Olli: Just good music. It depends on what bands are trying to achieve. If you want to go out and play some ass-kicking Rock’n’Roll there is no need for long and epic songs. If you want to create a certain mood it takes more time. If you look on my mp3, bands like Primordial go hand in hand with the likes of Motörhead and sometimes I listen to stuff like Mortician. I think we’re all pretty open to different music, you wouldn’t believe some of the stuff we listen to in the bus ;-)
Simon: Hell yeah, indeed! Look at me, sometimes I listen to Trance and even Hardcore music. You dutch people know very well about it, right? Haha!
You’re album is titled ‘Rastlos’. Is it based on your own experiences and are you sometimes restless yourself, or is it based on other criteria?
Olli: Well, we had that concept about this guy who left home, has nowhere to go and is searching for a new place to call home, sense in life etc. We were searching for a title that somehow tells the whole story and from my own background I came up with “Rastlos”. I’m not the guy from the lyrics, but I left my home, family and friends when I was 23 and being restless is a feeling I know just too well from that. You don’t know what to do with yourself and if you have any idea you don’t know where to start because you don’t know your new surroundings. It took me some time to figure out my new life and sometimes I’m not sure if I’m really set yet. So the title was just a natural fit for me and when I explained it to the guys they liked it.
Do you ever have troubles making decisions, since you’re with 7 people in the band?
Olli: Not really. Everybody has some area where he is the leading voice in the band and normally the other guys listen and approve. Of course it sometimes takes some discussion, but it never gets really heated since we’re all friends and share the same goals with the band. Create big music and have some fun together doing all the weird things we do on tour ;-)
Your songs are long, atmospheric and epic, but how do you feel about those typical ‘simple happy’ folk-metalsongs from bands like Korpiklaani?
Olli: I’d never listen to these bands at home, but when they’re part of the card on a concert or festival I’m sure drinking a lot of beer while watching their show and I’m just having a good time. I don’t know where you put TrollfesT in that conversation, but if they’re on your ‘simple happy’ list they are the exception to the rule, since we all love their True Norwegian Balkan Metal.
You’re originating from Schwarzwald (Black Forest), so what is your favorite kind of tree?
Olli: I’m originating from Berlin, but my favorite tree is the Christmas tree. I’ve had so many funny nights between Christmas and New Year’s Eve where I took those trees to a train or stuff like that, I just love them for all the crazy memories ;-)
Simon: No matter I love all kinds of trees; I think that my favorite ones are the firs.
What can we expect from Finsterforst in the near future?

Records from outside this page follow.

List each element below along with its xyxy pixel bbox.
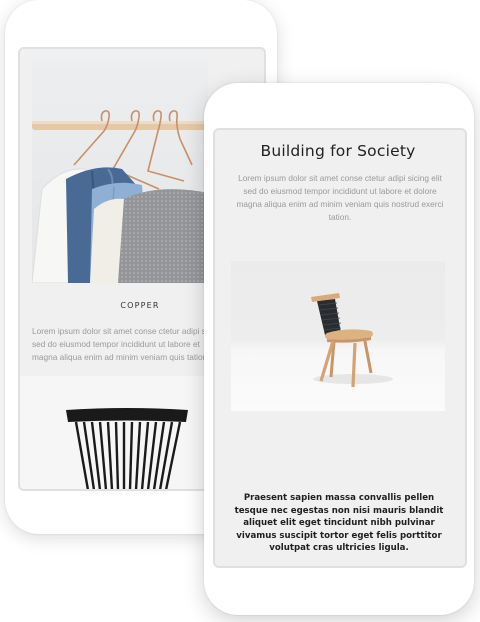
front-phone-screen[interactable]: Building for Society Lorem ipsum dolor s… [213,128,467,568]
clothes-hanger-photo [32,59,208,283]
feature-paragraph: Praesent sapien massa convallis pellen t… [234,493,444,554]
clothes-hanger-illustration [32,110,208,283]
mockup-stage: COPPER Lorem ipsum dolor sit amet conse … [0,0,480,622]
intro-paragraph: Lorem ipsum dolor sit amet conse ctetur … [236,173,444,222]
spindle-chair-back-icon [66,408,188,489]
front-phone-frame: Building for Society Lorem ipsum dolor s… [204,83,474,615]
wooden-chair-photo [231,261,445,411]
wooden-chair-icon [311,293,393,388]
page-title: Building for Society [260,142,416,160]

Olli: Expect us to get better at all aspects. I love the new album, but I know there are better lyrics in me. There are some parts of the vocals which I think I could have done better and so on. I’m sure the other guys feel similar. We can and will get better. Besides that I expect us to play more shows, do some serious touring and just have a great time together. And expect us to get drunk after the shows!

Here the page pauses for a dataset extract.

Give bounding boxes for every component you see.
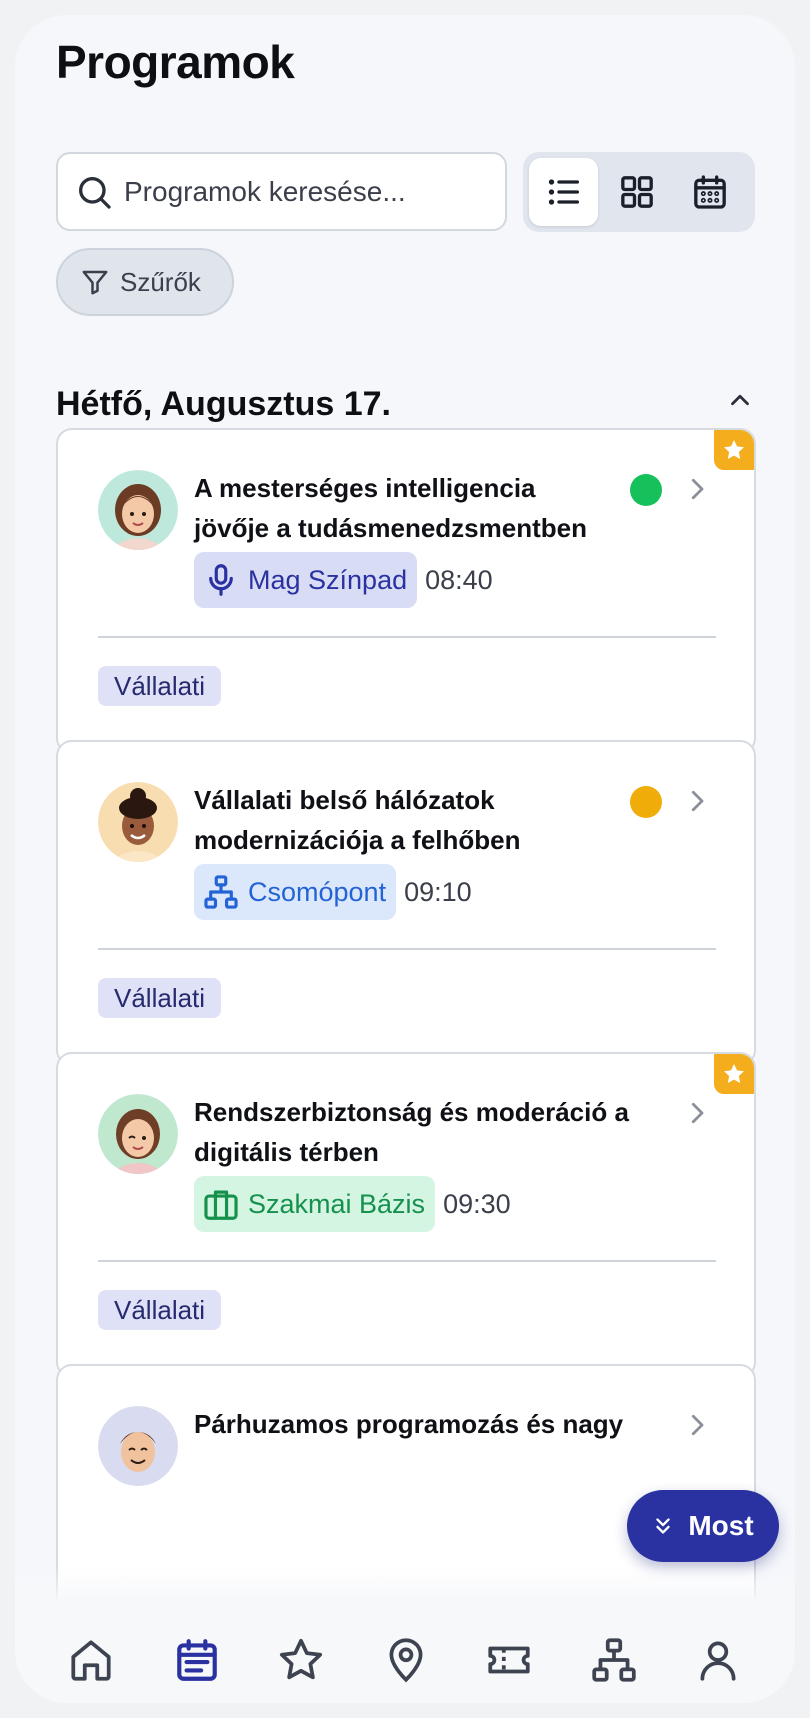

Simon: I think that we have done a brilliant job for this particular time in which we created and produced “Rastlos”. I can’t criticize anything, but that is because I watch those things different. Of course after some time we will come up with thoughts like “Hmmm, but there and there and this and that we could have done like that!” But the final product of “Rastlos” is in my eyes nearly perfect. In future, as Olli said, we will improve ourselves and simply will get better. It will be a great challenge to top the level of this album; I am more than motivated to compose new shit! ;-)
Do you still have anything to say to the readers of folk-metal.nl or your Dutch fans?
Olli: We hope to be back soon. Had a lot of fun in the Netherlands, you guys just rock. So, what’s left to say? Cheers friends and lose yourself in ‘Rastlos’. I promise the hell of a trip ;-)
Simon: Cheers to Holland, godverdomme!